= Carlos del Toro Orihuela =

Cuban artist (born 1954)

Carlos del Toro Orihuela (born October 15, 1954, in Havana, Cuba), is a Cuban artist specializing in engraving, painting and drawing.

Since 1971 to 1975 he studied in the Escuela Nacional de Bellas Artes "San Alejandro", in Havana, Cuba. In 1984 he graduated in Engraving, in the Instituto Superior de Arte (ISA), in Havana, Cuba.

==Individual exhibitions==
Among his personal exhibitions we can mention in 1979 Exposición Litografías de Carlos del Toro in the Museo Nacional de Bellas Artes, in Havana, Cuba. In 1990 he presented Temperas, in Víctor Manuel Gallery, in Havana, Cuba. In 1991 he also exhibited Graphic Art and Paintings, in Bologna, Italy. In 1994 he made Entresaurios II, in the La Acacia Gallery, in Havana, Cuba. And in 1996 he presented Pintura/Grabado. Carlos del Toro, in the Taller Experimental de Gráfica (TEG), in Havana.
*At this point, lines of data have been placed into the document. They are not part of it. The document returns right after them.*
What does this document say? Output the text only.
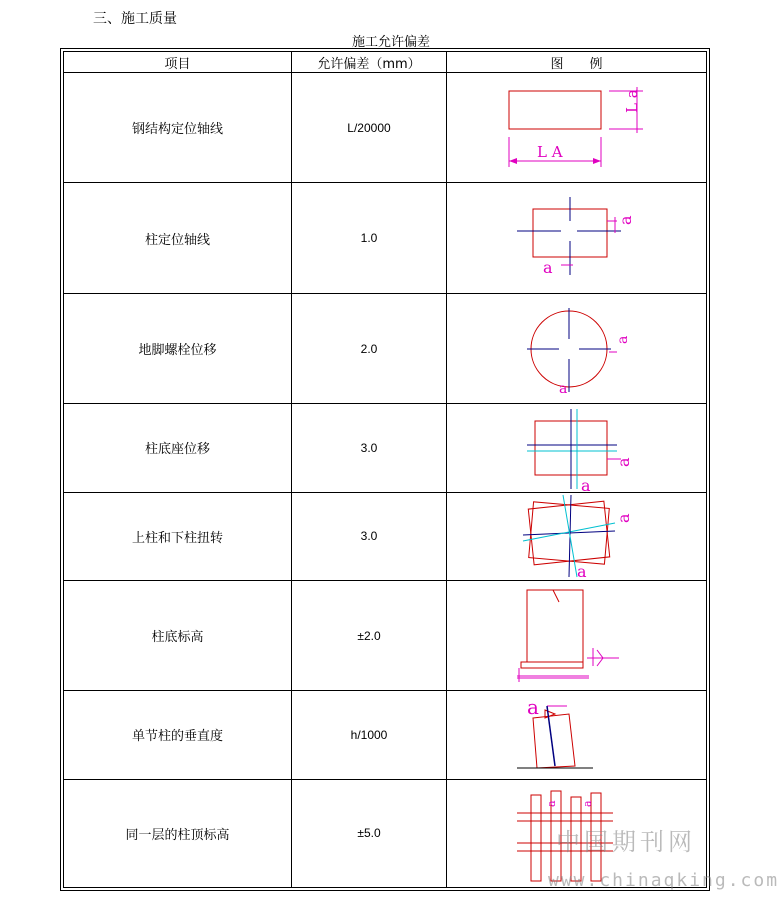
三、施工质量
施工允许偏差
项目	允许偏差（mm）	图　　例
钢结构定位轴线	L/20000	L a
L A

柱定位轴线	1.0	a
a

地脚螺栓位移	2.0	a
a

柱底座位移	3.0	a
a

上柱和下柱扭转	3.0	a
a

柱底标高	±2.0	

单节柱的垂直度	h/1000	a

同一层的柱顶标高	±5.0	a a
中国期刊网
www.chinaqking.com
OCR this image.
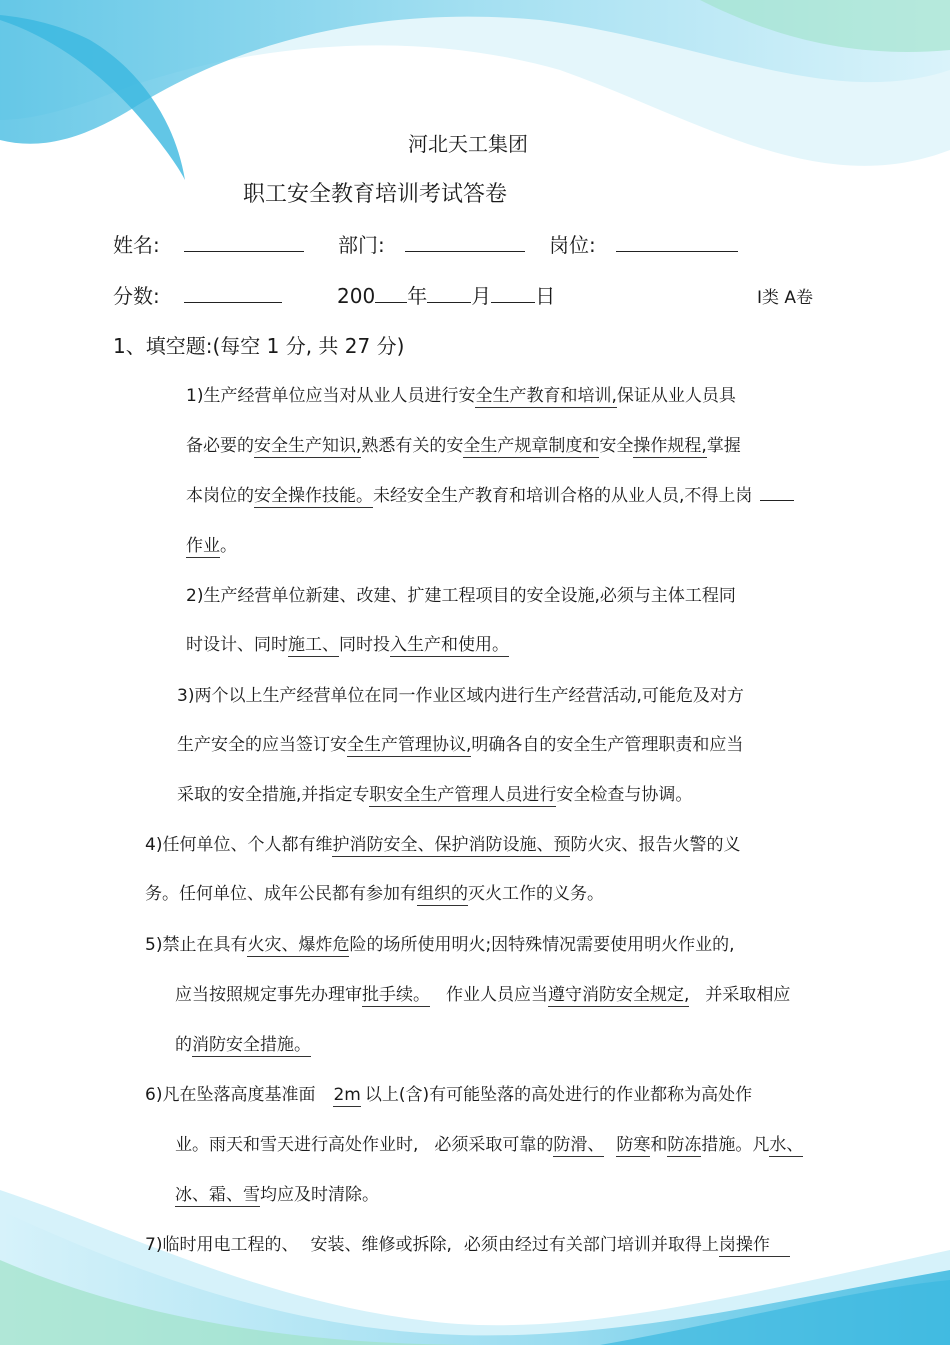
河北天工集团
职工安全教育培训考试答卷
姓名:	部门:	岗位:
分数:	200 年 月 日	I类 A卷
1、填空题:(每空 1 分, 共 27 分)
1)生产经营单位应当对从业人员进行安全生产教育和培训,保证从业人员具
备必要的安全生产知识,熟悉有关的安全生产规章制度和安全操作规程,掌握
本岗位的安全操作技能。未经安全生产教育和培训合格的从业人员,不得上岗
作业。
2)生产经营单位新建、改建、扩建工程项目的安全设施,必须与主体工程同
时设计、同时施工、同时投入生产和使用。
3)两个以上生产经营单位在同一作业区域内进行生产经营活动,可能危及对方
生产安全的应当签订安全生产管理协议,明确各自的安全生产管理职责和应当
采取的安全措施,并指定专职安全生产管理人员进行安全检查与协调。
4)任何单位、个人都有维护消防安全、保护消防设施、预防火灾、报告火警的义
务。任何单位、成年公民都有参加有组织的灭火工作的义务。
5)禁止在具有火灾、爆炸危险的场所使用明火;因特殊情况需要使用明火作业的,
应当按照规定事先办理审批手续。 作业人员应当遵守消防安全规定, 并采取相应
的消防安全措施。
6)凡在坠落高度基准面 2m 以上(含)有可能坠落的高处进行的作业都称为高处作
业。雨天和雪天进行高处作业时, 必须采取可靠的防滑、 防寒和防冻措施。凡水、
冰、霜、雪均应及时清除。
7)临时用电工程的、 安装、维修或拆除, 必须由经过有关部门培训并取得上岗操作
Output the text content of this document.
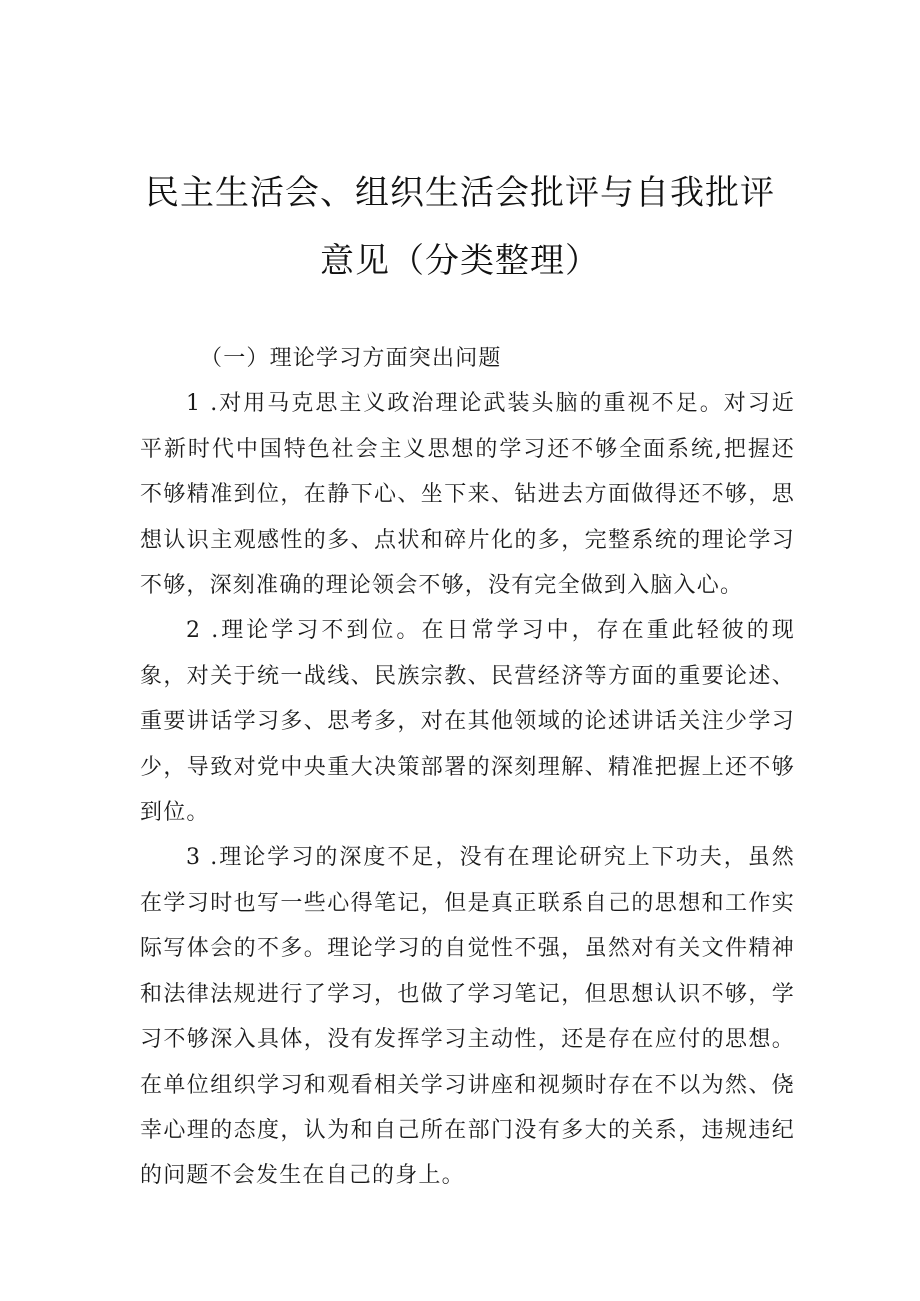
民主生活会、组织生活会批评与自我批评
意见（分类整理）

（一）理论学习方面突出问题

1 .对用马克思主义政治理论武装头脑的重视不足。对习近平新时代中国特色社会主义思想的学习还不够全面系统,把握还不够精准到位，在静下心、坐下来、钻进去方面做得还不够，思想认识主观感性的多、点状和碎片化的多，完整系统的理论学习不够，深刻准确的理论领会不够，没有完全做到入脑入心。

2 .理论学习不到位。在日常学习中，存在重此轻彼的现象，对关于统一战线、民族宗教、民营经济等方面的重要论述、重要讲话学习多、思考多，对在其他领域的论述讲话关注少学习少，导致对党中央重大决策部署的深刻理解、精准把握上还不够到位。

3 .理论学习的深度不足，没有在理论研究上下功夫，虽然在学习时也写一些心得笔记，但是真正联系自己的思想和工作实际写体会的不多。理论学习的自觉性不强，虽然对有关文件精神和法律法规进行了学习，也做了学习笔记，但思想认识不够，学习不够深入具体，没有发挥学习主动性，还是存在应付的思想。在单位组织学习和观看相关学习讲座和视频时存在不以为然、侥幸心理的态度，认为和自己所在部门没有多大的关系，违规违纪的问题不会发生在自己的身上。
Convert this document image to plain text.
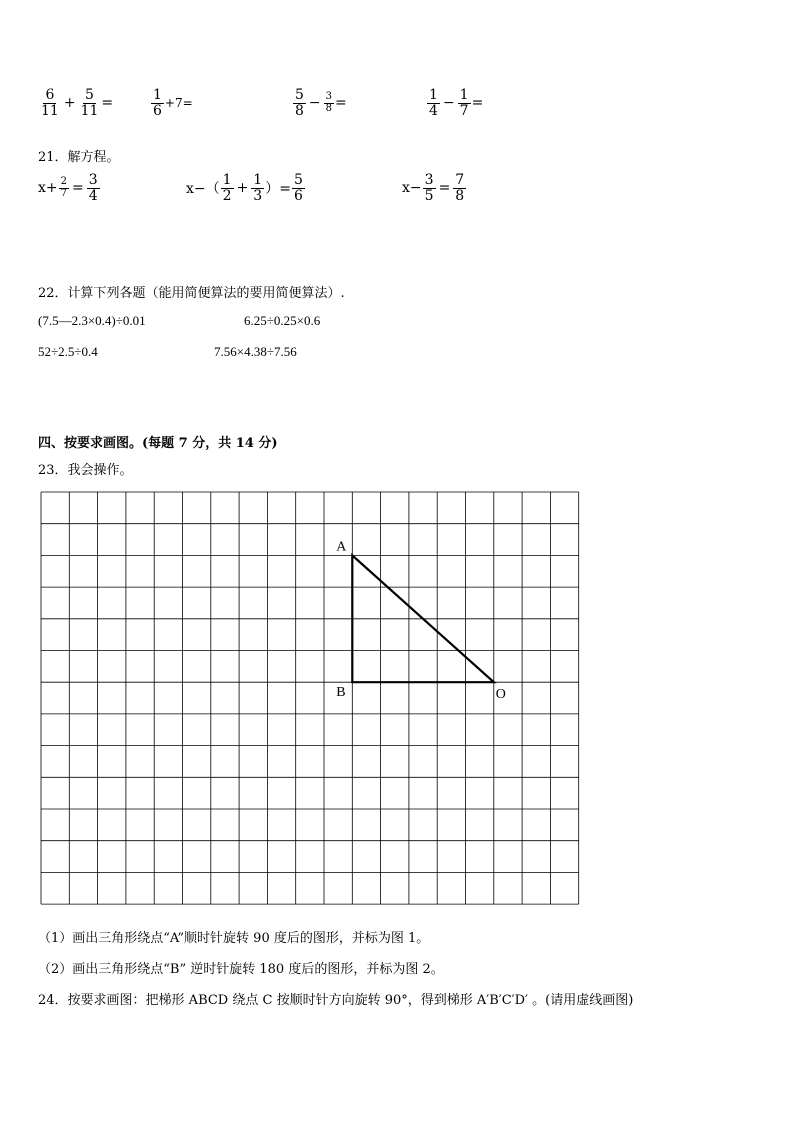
$\frac{6}{11} + \frac{5}{11}$ =	$\frac{1}{6} +7=$	$\frac{5}{8} - \frac{3}{8}$ =	$\frac{1}{4} - \frac{1}{7}$ =
21．解方程。
$x+ \frac{2}{7} = \frac{3}{4}$	$x-( \frac{1}{2} + \frac{1}{3}$ ）= $\frac{5}{6}$	$x- \frac{3}{5} = \frac{7}{8}$
22．计算下列各题（能用简便算法的要用简便算法）.
(7.5—2.3×0.4)÷0.01	6.25÷0.25×0.6
52÷2.5÷0.4	7.56×4.38÷7.56
四、按要求画图。(每题 7 分，共 14 分)
23．我会操作。
A
B	O
（1）画出三角形绕点“A”顺时针旋转 90 度后的图形，并标为图 1。
（2）画出三角形绕点“B” 逆时针旋转 180 度后的图形，并标为图 2。
24．按要求画图：把梯形 ABCD 绕点 C 按顺时针方向旋转 90°，得到梯形 A′B′C′D′ 。(请用虚线画图)
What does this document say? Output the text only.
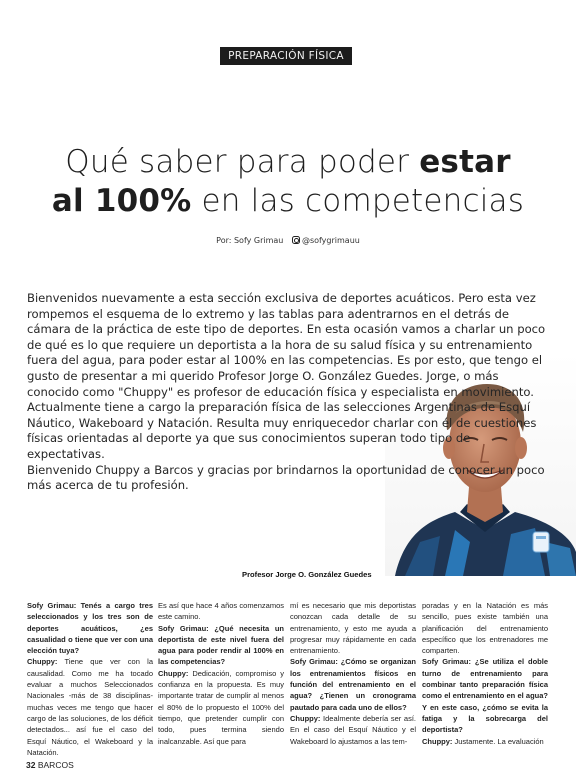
PREPARACIÓN FÍSICA
Qué saber para poder estar
al 100% en las competencias
Por: Sofy Grimau @sofygrimauu

Bienvenidos nuevamente a esta sección exclusiva de deportes acuáticos. Pero esta vez rompemos el esquema de lo extremo y las tablas para adentrarnos en el detrás de cámara de la práctica de este tipo de deportes. En esta ocasión vamos a charlar un poco de qué es lo que requiere un deportista a la hora de su salud física y su entrenamiento fuera del agua, para poder estar al 100% en las competencias. Es por esto, que tengo el gusto de presentar a mi querido Profesor Jorge O. González Guedes. Jorge, o más conocido como "Chuppy" es profesor de educación física y especialista en movimiento.

Actualmente tiene a cargo la preparación física de las selecciones Argentinas de Esquí Náutico, Wakeboard y Natación. Resulta muy enriquecedor charlar con él de cuestiones físicas orientadas al deporte ya que sus conocimientos superan todo tipo de expectativas.

Bienvenido Chuppy a Barcos y gracias por brindarnos la oportunidad de conocer un poco más acerca de tu profesión.

Profesor Jorge O. González Guedes

Sofy Grimau: Tenés a cargo tres seleccionados y los tres son de deportes acuáticos, ¿es casualidad o tiene que ver con una elección tuya?

Chuppy: Tiene que ver con la causalidad. Como me ha tocado evaluar a muchos Seleccionados Nacionales -más de 38 disciplinas- muchas veces me tengo que hacer cargo de las soluciones, de los déficit detectados... así fue el caso del Esquí Náutico, el Wakeboard y la Natación.

Es así que hace 4 años comenzamos este camino.

Sofy Grimau: ¿Qué necesita un deportista de este nivel fuera del agua para poder rendir al 100% en las competencias?

Chuppy: Dedicación, compromiso y confianza en la propuesta. Es muy importante tratar de cumplir al menos el 80% de lo propuesto el 100% del tiempo, que pretender cumplir con todo, pues termina siendo inalcanzable. Así que para

mí es necesario que mis deportistas conozcan cada detalle de su entrenamiento, y esto me ayuda a progresar muy rápidamente en cada entrenamiento.

Sofy Grimau: ¿Cómo se organizan los entrenamientos físicos en función del entrenamiento en el agua? ¿Tienen un cronograma pautado para cada uno de ellos?

Chuppy: Idealmente debería ser así. En el caso del Esquí Náutico y el Wakeboard lo ajustamos a las tem-

poradas y en la Natación es más sencillo, pues existe también una planificación del entrenamiento específico que los entrenadores me comparten.

Sofy Grimau: ¿Se utiliza el doble turno de entrenamiento para combinar tanto preparación física como el entrenamiento en el agua? Y en este caso, ¿cómo se evita la fatiga y la sobrecarga del deportista?

Chuppy: Justamente. La evaluación

32 BARCOS
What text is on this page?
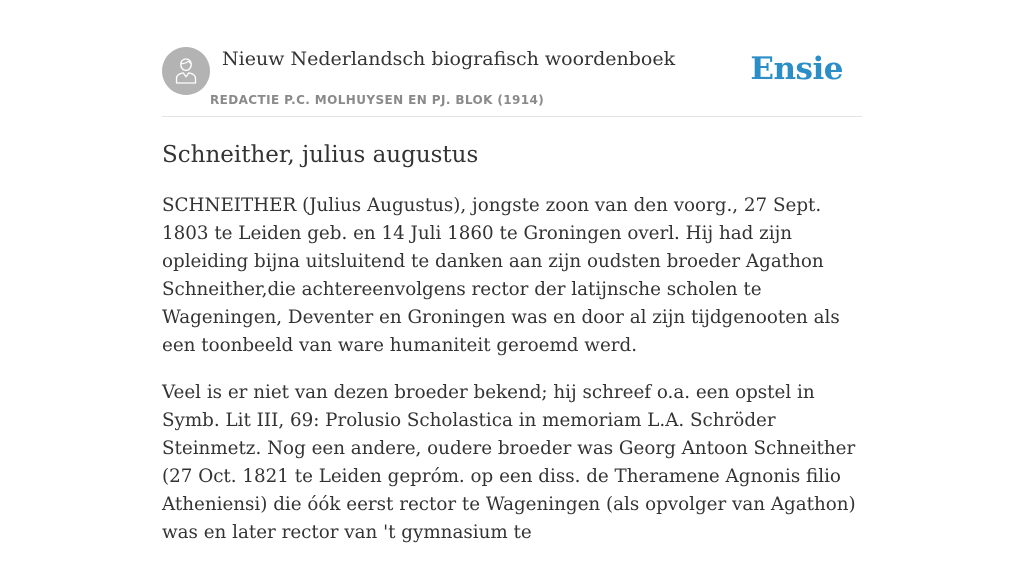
Nieuw Nederlandsch biografisch woordenboek
REDACTIE P.C. MOLHUYSEN EN PJ. BLOK (1914)
Ensie
Schneither, julius augustus

SCHNEITHER (Julius Augustus), jongste zoon van den voorg., 27 Sept. 1803 te Leiden geb. en 14 Juli 1860 te Groningen overl. Hij had zijn opleiding bijna uitsluitend te danken aan zijn oudsten broeder Agathon Schneither,die achtereenvolgens rector der latijnsche scholen te Wageningen, Deventer en Groningen was en door al zijn tijdgenooten als een toonbeeld van ware humaniteit geroemd werd.

Veel is er niet van dezen broeder bekend; hij schreef o.a. een opstel in Symb. Lit III, 69: Prolusio Scholastica in memoriam L.A. Schröder Steinmetz. Nog een andere, oudere broeder was Georg Antoon Schneither (27 Oct. 1821 te Leiden gepróm. op een diss. de Theramene Agnonis filio Atheniensi) die óók eerst rector te Wageningen (als opvolger van Agathon) was en later rector van 't gymnasium te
==Collective exhibitions==
He was part of many collective exhibitions, among them we can mention in 1979 the First Trienal of Engraving Víctor Manuel, in the Galería de La Habana, in Havana, Cuba. In 1983 he was also included in Cuban Painting, in the Japan International Artists Society (JIAS), Yamaguchi Museum/ Hakodate Municipal Hall, Hokkaido, Japan. In 1991 he participated in 18 Peintres de Cuba à Paris, at the Festival de L'Humanité, Paris, France. In 1993 he was one of the selected artist to Internationale Grafick Biennale. Maastricht Exhibition and Congress Center (MECC), Maastricht, Netherlands. He has also participated in numerous group exhibitions in the southeastern United States, including Try Me at The Bottleworks in Athens, Georgia in 2006, Punto de Embarque at Tina Newton Gallery in Birmingham in 2007, Antes Que Nada at the Alabama School of Fine Arts in 2008, and En Cada Barrio Revolución at Avondale Bricks Gallery, also in Birmingham, Alabama, in 2012, and the Ambassador's Residence Show in Atlanta, Georgia in 2013.

==Awards==
His work as artist has been recognized with a lot of prizes among them can be quoted a Mention gained in the VIII National Young saloon, Museo Nacional de Bellas Artes, Havana, Cuba. In 1982 the second Prize. The literature in visual arts about the Guillen's poetry, Sala Rubén Martínez Villena, Galería UNEAC, Havana, Cuba. He also obtained in 1993 Prize Oswaldo Guayasamín Museum. Encuentro de Grabado'93, Centro Provincial de Artes Plásticas y Diseño, Havana.